Hendee and Hedström signed a partnership agreement in January 1901, and Hedström became the chief engineer and designer. The first Indian prototype was built by Hedström at the old Worcester Cycle Manufacturing Company in Middletown, Connecticut, and the first public demonstration was held on Cross Street in Springfield, Massachusetts at 12:00 noon on Saturday June 1, 1901.

Hedström traveled to Aurora, Illinois, to refine his engine design, and Hendee Mfg. Co. contracted and licensed the Aurora Automatic Machine Company to build the engine (the contract was terminated on March 5, 1907). Hedström supervised all aspects of manufacture, including the design of production molds and machines and expansion of both factories (the main factory on State Street and the forging factory "Hendeeville" in East Springfield), while Hendee, as president and general manager, traveled extensively to set up dealerships and arrange financing.

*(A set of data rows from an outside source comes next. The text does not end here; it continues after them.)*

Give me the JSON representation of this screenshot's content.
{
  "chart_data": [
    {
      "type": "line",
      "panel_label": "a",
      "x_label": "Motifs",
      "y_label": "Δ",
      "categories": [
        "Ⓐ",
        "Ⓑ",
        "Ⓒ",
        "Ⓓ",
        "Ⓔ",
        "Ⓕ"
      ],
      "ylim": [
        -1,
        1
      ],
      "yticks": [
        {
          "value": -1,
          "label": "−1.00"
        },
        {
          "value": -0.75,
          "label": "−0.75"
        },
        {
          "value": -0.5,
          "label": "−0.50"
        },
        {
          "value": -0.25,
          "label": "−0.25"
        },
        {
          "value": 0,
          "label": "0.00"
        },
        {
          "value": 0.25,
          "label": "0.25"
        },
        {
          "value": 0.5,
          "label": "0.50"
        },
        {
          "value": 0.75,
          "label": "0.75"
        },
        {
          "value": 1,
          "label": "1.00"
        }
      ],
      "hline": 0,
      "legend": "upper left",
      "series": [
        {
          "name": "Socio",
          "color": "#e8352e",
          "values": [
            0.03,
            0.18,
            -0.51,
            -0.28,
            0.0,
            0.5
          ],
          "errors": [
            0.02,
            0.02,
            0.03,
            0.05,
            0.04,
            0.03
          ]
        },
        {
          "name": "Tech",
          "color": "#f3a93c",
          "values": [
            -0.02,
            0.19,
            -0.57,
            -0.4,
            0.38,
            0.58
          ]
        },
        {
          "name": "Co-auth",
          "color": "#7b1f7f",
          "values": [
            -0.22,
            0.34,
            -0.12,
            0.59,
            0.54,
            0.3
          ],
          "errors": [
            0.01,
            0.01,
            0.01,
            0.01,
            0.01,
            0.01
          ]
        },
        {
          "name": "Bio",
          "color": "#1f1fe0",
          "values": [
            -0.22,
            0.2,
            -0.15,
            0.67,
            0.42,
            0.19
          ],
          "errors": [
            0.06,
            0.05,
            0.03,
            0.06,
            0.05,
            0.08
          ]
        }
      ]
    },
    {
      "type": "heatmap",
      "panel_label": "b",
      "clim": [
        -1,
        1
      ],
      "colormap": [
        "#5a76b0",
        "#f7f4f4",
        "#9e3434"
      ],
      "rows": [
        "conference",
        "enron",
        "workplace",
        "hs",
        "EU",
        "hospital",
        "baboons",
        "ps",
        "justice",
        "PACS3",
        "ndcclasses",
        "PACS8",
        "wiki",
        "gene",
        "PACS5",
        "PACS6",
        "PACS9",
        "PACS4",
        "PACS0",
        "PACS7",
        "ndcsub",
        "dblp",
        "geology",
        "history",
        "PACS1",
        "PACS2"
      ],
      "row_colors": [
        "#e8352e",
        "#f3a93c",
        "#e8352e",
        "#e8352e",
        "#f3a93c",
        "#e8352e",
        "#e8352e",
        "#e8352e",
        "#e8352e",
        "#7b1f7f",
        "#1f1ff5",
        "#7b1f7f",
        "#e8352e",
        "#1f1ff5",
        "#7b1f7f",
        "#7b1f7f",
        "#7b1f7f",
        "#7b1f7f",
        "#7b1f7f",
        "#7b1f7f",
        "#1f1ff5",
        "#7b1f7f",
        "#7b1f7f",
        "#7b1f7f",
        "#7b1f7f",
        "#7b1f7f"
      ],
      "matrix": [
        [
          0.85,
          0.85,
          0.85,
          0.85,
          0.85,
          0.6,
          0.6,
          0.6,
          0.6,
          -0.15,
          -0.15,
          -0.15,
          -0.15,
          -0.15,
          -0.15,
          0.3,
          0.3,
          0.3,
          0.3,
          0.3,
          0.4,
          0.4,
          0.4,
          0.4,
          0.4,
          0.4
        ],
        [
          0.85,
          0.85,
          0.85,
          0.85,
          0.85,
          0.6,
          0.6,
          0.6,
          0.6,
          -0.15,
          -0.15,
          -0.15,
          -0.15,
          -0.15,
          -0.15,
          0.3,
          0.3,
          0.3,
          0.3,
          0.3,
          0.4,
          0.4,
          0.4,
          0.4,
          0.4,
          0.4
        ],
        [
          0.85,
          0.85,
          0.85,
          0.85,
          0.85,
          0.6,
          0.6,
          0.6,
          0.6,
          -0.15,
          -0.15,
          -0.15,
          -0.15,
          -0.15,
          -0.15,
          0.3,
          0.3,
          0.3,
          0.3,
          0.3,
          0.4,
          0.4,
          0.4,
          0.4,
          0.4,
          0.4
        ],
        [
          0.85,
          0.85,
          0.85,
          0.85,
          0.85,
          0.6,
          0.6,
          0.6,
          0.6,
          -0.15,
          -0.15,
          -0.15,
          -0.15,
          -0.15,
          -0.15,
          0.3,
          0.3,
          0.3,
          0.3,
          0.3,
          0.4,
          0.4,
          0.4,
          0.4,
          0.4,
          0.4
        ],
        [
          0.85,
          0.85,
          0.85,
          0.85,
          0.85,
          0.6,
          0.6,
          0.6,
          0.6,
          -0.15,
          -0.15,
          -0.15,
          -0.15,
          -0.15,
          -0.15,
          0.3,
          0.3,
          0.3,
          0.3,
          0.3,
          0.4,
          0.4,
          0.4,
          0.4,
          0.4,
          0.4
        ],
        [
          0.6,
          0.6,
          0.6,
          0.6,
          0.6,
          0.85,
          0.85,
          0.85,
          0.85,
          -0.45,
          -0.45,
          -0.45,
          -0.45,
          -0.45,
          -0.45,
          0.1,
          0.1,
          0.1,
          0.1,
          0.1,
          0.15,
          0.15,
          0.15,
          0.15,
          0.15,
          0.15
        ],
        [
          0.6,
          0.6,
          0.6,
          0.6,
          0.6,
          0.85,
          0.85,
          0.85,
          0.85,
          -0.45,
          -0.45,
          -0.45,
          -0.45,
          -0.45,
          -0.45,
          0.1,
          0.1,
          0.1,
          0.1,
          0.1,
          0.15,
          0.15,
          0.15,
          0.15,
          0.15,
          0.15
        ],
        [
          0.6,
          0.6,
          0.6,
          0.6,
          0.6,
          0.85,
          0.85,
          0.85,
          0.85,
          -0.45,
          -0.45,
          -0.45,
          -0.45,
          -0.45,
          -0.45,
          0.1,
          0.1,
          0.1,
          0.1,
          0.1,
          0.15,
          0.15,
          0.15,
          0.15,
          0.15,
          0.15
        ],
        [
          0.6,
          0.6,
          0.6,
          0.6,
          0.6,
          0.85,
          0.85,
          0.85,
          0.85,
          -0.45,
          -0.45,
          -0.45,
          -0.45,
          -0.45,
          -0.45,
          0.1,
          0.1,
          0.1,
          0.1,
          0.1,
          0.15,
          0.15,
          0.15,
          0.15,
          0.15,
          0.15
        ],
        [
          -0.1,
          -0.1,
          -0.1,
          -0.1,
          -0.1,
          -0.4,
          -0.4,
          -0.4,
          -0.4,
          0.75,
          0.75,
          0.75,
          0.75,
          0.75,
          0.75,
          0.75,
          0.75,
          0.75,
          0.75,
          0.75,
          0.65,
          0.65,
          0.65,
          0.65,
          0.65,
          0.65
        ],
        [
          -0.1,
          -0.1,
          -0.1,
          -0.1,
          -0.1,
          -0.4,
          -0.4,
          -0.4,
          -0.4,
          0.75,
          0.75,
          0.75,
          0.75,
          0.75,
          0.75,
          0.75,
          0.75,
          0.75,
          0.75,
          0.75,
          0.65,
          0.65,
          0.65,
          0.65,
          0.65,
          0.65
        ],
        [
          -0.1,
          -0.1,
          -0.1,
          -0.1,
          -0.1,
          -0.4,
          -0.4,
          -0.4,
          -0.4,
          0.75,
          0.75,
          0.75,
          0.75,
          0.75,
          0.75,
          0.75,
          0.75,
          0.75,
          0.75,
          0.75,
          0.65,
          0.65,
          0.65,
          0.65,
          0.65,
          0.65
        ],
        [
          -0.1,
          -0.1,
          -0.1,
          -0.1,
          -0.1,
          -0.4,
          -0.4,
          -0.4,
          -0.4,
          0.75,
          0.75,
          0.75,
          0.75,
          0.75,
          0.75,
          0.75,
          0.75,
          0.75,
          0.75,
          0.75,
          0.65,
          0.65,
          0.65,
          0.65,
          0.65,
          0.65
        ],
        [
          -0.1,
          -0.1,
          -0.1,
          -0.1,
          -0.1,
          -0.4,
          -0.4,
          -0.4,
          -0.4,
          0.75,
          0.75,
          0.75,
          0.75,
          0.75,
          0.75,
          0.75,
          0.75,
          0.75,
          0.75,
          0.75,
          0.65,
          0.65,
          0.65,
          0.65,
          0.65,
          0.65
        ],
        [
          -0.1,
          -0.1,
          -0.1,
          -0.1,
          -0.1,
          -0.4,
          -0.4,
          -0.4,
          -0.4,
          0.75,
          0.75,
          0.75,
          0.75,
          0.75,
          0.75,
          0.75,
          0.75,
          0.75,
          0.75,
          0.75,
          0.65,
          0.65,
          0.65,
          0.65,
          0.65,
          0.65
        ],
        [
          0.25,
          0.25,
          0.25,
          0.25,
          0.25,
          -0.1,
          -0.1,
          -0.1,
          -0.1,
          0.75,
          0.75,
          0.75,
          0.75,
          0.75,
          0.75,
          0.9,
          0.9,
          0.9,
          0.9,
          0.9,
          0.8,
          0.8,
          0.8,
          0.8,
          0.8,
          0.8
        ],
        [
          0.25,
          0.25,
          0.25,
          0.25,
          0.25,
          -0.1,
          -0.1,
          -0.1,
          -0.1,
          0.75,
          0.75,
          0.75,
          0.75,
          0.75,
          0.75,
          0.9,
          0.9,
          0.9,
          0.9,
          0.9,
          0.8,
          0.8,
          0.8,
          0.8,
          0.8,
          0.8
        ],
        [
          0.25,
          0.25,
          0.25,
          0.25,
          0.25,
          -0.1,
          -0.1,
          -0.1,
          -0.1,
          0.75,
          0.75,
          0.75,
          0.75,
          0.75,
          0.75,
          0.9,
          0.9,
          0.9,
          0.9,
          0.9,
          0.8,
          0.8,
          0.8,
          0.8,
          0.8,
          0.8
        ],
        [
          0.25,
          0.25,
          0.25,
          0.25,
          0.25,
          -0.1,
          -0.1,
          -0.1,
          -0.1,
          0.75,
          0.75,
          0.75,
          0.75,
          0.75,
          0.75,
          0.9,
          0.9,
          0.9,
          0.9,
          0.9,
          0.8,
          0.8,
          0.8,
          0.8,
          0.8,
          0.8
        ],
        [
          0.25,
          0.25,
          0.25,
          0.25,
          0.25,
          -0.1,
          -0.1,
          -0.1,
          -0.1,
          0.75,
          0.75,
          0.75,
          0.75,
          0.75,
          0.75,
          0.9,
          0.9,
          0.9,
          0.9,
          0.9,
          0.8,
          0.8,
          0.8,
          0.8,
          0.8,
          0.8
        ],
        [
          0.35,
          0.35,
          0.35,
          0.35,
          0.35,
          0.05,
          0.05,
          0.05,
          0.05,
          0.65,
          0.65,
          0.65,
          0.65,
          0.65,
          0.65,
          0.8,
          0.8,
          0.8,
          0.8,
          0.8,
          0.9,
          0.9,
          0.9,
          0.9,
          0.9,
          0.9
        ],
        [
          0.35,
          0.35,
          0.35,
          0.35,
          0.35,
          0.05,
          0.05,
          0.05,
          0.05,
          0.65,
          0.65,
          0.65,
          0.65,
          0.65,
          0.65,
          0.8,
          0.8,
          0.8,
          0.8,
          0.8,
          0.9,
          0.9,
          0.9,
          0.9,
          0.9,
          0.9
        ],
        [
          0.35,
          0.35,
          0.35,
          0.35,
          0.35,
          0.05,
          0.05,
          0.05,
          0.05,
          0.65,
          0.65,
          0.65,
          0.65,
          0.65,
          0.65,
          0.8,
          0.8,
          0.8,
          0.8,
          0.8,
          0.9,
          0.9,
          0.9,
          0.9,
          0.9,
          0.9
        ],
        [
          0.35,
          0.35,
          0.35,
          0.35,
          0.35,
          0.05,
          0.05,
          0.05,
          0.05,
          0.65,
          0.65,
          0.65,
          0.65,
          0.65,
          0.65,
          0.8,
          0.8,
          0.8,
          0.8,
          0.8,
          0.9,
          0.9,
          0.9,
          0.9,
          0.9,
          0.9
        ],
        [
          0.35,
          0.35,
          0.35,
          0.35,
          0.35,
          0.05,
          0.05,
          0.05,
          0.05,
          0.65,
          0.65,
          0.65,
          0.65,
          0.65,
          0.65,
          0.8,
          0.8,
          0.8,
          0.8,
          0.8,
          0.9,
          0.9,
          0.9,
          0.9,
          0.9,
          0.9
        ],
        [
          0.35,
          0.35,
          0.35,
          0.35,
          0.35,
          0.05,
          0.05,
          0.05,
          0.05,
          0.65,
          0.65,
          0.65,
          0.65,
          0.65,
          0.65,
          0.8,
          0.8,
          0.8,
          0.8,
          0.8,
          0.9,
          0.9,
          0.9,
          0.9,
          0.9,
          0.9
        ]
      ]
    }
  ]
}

By 1912, Hendee Manufacturing was the world's largest motorcycle manufacturer. In 1913, the company's production peaked at 32,000 units. The company's name was changed to Indian Motocycle in October 1923.

==Retirement==
In 1915, Hendee resigned as general manager but remained as president. In 1916, at the age of 49, Hendee retired from Hendee Manufacturing after a disagreement with the board of directors over the direction of the organization. In his retirement, he bred Guernsey cattle and White leghorn chickens on his 500 acre Hilltop Farm in Suffield, Connecticut. He sold his estate in 1940 and moved to a smaller home in Suffield where he died in 1943 at the age of 76.